Agé de 66 ans, Donald Ray Johnson est un bluesman de couleur noire. Originaire du Texas, il a entamé son parcours musical en chantant dans l'église du quartier et lors des réunions de famille. Très jeune, il se consacre aux percussions, avant de se convertir au blues. Après avoir accompli ses obligations militaires, il s'installe à San Diego où il rencontre Lowell Fulsom, Bobby Womack et Pee Wee Crayton. Il joue ensuite en compagnie de Philip Walker et Joe Houston, à Los Angeles. Il croise alors le producteur Perry Kibble et deux jeunes Afro-américaines, Janice Marie Johnson et Carlita Durham. Ensemble, ils fondent A Taste of Honey. En 1989, il s’installe à Calgary, où il s'est forgé une solide réputation locale, comme chanteur de blues! Son dernier elpee, "It's time", date de 2010. Il faisait suite à "It ain't easy being blue", paru en 1995, "Donald Ray", en 1999, "Pure pleasure", en 2002 et "Travelin' man" en 2006. Cet LP est sous-titré "The Best of Donald Ray Johnson" et constitue donc un concentré de ses précédentes productions.

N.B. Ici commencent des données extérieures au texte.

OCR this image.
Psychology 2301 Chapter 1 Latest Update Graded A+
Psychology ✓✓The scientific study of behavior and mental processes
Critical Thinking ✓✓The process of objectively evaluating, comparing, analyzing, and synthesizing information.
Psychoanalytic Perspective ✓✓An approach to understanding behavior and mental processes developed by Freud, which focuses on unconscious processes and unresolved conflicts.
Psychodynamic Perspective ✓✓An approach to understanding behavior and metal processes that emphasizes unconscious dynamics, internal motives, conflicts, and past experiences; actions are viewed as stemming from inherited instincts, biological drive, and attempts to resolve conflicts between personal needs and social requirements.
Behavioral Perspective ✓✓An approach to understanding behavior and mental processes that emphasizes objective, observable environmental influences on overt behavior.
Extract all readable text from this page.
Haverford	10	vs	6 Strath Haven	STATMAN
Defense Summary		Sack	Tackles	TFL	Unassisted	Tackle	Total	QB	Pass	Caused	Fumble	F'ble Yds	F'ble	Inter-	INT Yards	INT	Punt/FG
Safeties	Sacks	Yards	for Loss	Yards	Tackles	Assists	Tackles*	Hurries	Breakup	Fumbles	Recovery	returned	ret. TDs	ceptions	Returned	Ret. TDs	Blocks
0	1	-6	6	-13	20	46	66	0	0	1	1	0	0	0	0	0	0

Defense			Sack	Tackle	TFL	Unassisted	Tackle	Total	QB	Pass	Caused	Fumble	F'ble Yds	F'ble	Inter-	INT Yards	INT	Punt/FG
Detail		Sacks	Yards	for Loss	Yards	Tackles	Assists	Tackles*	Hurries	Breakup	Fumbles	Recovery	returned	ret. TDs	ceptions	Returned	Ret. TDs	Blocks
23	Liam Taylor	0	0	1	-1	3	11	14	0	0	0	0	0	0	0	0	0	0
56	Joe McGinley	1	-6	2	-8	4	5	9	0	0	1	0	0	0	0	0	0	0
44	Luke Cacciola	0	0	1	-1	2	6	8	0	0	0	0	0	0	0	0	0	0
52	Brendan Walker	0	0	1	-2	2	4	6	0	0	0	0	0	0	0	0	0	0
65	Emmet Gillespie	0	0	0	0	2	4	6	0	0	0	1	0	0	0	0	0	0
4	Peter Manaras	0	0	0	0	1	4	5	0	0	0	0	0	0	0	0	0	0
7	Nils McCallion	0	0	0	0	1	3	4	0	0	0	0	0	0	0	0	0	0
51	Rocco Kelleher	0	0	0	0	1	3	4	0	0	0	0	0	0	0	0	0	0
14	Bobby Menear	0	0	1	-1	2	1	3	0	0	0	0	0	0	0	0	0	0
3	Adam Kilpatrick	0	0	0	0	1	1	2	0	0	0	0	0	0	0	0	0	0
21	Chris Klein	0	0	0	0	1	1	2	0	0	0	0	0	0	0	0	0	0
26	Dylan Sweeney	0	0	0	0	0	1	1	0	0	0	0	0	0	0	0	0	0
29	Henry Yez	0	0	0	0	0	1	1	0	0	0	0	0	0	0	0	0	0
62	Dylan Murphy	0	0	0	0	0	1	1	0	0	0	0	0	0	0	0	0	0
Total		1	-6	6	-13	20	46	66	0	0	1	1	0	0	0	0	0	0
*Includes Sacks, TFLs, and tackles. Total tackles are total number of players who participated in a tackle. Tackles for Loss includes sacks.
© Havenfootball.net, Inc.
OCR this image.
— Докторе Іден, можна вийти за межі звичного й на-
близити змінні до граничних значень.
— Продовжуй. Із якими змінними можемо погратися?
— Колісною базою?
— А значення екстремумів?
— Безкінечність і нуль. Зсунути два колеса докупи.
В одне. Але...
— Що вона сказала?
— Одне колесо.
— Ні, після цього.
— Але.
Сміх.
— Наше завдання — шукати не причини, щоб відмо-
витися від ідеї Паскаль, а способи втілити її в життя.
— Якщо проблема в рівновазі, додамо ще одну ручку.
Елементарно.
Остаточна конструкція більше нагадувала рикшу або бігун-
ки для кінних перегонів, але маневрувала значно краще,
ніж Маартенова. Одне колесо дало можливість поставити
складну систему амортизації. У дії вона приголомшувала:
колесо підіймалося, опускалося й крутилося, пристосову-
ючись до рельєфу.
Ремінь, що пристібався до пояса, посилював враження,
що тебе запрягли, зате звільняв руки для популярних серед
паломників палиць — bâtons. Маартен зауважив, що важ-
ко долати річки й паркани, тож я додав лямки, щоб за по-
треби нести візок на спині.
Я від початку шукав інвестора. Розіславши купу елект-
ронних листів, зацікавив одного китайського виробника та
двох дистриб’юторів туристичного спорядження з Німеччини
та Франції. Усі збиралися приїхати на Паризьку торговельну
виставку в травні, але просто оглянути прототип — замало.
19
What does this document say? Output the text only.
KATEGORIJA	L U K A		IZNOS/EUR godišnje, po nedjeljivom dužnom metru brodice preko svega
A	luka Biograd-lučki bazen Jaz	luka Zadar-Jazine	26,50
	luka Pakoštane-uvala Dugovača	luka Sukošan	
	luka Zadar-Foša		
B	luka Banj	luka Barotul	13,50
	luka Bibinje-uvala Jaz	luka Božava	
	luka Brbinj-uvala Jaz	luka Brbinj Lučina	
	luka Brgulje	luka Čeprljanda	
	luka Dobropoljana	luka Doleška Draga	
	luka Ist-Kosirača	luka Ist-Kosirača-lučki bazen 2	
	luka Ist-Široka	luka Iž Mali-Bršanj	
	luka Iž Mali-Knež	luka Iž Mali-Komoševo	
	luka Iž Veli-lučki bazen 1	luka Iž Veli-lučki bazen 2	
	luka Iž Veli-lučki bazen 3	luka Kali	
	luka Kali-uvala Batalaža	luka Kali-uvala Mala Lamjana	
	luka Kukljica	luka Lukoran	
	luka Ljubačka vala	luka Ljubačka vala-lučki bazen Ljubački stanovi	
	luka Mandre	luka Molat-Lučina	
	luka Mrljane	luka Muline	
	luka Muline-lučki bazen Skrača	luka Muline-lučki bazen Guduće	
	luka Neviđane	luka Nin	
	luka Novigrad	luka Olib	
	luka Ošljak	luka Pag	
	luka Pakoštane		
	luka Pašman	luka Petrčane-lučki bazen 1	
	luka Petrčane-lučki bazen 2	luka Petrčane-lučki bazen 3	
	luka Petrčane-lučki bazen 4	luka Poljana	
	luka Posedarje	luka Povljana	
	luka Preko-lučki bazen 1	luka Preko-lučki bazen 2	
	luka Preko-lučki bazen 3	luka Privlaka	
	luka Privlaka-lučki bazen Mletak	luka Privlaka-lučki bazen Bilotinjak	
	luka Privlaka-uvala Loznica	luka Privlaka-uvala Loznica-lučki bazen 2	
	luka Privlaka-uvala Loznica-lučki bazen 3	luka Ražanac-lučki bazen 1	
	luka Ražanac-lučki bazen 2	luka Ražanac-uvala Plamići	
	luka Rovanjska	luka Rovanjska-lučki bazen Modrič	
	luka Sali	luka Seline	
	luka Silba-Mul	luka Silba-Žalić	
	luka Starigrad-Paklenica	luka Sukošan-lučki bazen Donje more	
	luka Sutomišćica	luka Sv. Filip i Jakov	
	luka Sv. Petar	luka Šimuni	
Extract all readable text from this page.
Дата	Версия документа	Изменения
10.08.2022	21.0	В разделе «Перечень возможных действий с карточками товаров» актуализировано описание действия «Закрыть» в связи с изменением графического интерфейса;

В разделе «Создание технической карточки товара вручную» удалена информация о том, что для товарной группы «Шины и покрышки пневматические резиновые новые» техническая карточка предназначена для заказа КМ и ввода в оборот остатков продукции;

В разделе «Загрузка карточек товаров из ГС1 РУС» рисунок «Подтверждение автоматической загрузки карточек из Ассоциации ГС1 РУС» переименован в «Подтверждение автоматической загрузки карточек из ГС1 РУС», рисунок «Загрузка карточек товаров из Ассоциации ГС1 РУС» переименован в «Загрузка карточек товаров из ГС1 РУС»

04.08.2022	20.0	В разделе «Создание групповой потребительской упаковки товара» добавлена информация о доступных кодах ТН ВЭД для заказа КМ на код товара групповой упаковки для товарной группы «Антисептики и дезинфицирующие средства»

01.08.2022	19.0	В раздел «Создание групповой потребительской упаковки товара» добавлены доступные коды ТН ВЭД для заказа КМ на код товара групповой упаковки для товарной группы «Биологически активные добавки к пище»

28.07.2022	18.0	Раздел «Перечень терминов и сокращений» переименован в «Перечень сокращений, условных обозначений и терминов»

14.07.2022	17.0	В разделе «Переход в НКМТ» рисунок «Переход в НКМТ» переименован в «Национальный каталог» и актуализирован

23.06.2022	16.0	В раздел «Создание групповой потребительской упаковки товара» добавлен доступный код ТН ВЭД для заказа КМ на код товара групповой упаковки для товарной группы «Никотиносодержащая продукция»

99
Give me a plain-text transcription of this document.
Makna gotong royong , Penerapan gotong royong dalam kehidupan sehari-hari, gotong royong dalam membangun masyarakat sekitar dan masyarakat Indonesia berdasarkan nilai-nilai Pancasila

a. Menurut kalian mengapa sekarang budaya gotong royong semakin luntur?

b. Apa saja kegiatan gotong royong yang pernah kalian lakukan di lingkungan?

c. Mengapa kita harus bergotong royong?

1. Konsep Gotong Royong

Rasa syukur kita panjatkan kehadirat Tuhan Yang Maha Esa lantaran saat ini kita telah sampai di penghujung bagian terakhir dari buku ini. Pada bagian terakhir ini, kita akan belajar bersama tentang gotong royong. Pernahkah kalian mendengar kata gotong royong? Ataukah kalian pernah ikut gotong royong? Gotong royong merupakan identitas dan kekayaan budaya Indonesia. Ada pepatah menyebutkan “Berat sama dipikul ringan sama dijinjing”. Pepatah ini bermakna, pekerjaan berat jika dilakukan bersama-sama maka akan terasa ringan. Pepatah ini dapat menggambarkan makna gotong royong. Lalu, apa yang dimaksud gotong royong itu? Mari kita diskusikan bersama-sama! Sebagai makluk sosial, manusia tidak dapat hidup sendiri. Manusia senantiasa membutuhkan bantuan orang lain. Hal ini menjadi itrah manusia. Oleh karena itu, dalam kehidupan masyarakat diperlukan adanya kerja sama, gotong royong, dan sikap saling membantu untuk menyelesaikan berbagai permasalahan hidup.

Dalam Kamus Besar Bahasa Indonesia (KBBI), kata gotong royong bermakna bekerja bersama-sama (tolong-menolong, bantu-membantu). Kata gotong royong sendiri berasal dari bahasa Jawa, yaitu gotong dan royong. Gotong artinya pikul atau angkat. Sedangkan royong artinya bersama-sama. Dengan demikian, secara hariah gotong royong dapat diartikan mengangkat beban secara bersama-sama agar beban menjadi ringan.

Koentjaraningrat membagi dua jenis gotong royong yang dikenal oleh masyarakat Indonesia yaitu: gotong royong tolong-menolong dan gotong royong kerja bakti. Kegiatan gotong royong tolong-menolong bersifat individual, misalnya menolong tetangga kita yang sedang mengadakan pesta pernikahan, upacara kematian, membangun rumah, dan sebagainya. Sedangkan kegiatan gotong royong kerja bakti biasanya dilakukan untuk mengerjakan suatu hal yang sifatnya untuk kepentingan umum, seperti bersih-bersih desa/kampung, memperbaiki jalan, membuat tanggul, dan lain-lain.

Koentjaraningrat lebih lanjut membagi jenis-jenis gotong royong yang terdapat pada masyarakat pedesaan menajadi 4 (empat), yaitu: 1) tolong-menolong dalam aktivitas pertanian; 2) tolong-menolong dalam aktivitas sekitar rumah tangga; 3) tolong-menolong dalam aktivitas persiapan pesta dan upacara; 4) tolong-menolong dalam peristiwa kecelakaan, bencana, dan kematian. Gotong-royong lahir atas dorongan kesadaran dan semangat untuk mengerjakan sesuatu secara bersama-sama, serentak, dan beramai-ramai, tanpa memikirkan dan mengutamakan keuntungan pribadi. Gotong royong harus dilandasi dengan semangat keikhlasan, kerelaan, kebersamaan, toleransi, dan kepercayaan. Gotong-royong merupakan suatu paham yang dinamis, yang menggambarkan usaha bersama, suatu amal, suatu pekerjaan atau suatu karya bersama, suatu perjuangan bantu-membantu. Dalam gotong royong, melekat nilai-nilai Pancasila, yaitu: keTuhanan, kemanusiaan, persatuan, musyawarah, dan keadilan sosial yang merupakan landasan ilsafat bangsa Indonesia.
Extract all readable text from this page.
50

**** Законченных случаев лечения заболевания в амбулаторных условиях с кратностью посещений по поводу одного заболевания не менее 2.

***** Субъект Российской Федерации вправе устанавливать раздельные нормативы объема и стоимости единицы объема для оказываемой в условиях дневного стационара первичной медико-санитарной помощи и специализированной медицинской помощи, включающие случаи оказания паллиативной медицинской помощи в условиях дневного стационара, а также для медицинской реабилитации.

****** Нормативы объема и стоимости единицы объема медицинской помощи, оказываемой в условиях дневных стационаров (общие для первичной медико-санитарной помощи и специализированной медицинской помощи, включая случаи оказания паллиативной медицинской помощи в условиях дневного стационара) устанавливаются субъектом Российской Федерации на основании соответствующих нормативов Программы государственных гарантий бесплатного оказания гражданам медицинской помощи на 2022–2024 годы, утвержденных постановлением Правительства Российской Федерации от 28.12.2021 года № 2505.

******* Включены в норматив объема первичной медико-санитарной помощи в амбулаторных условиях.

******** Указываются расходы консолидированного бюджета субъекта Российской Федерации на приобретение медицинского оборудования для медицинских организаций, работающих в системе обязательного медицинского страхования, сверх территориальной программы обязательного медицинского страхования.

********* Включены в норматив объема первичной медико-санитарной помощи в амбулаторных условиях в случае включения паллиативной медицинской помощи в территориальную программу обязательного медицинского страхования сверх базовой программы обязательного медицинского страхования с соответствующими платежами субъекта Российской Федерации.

"Ain't no fun to me" ouvre la plaque. Imprimée sur un mid tempo, cette ballade soul/blues est issue de la plume d’un spécialiste du style, Al Green. La voix de Donald est chaleureuse et bien adaptée au genre, dont la coloration blues est procurée par un harmo parfaitement intégré. Des accords de gratte subtils illuminent, "Gone so long", un excellent blues. "These blues" est un extrait du dernier long playing, une piste qui évolue sur rythme enlevé. La guitare entre en effervescence, alors que la sortie du saxophone ténor est tout à fait judicieuse. Autre superbe ballade, "Always on my mind" trace une ligne mélodique intense, alimentée par une guitare électrique pourtant parcimonieusement dispensée. Plutôt contaminée par le style Memphis, "Slow down baby" est une compo qui passe bien la rampe. Orgue et cuivres se partagent la part du lion. La rythmique adoptée sur "Me and Jack" est enlevée et solide. "Last two dollars" est sculpté dans une soul de bonne facture. La voix est impeccable. Donald Ray Johnson est un excellent chanteur. Le saxophone, un délice pour les tympans. Nonobstant son titre, "No guitar blues" est un blues lent classique. La six cordes s’implique généreusement. Le saxophone est omniprésent. Le piano et de l'orgue tapissent l’ensemble. Sans doute la meilleure piste de cette collection. "It ain't easy being blue" et "Thrilling you killing me" figurent sur le premier opus gravé en 1995. Un disque qui privilégiait la quintessence du blues, philosophie rappelant l'Electric Flag de la fin des sixties, un combo alors fréquenté par l'excellent guitariste Mike Bloomfield. Le remarquable phrasé sur la gratte nous le rappelle. Ce "Best of" s’achève par deux pistes gravées sur leur dernier long playing, publié en 2010, dont la finale, "It's time", évoque Santana. Surtout à cause des percus, de l’orgue et des cordes de guitare éruptives. Excellent !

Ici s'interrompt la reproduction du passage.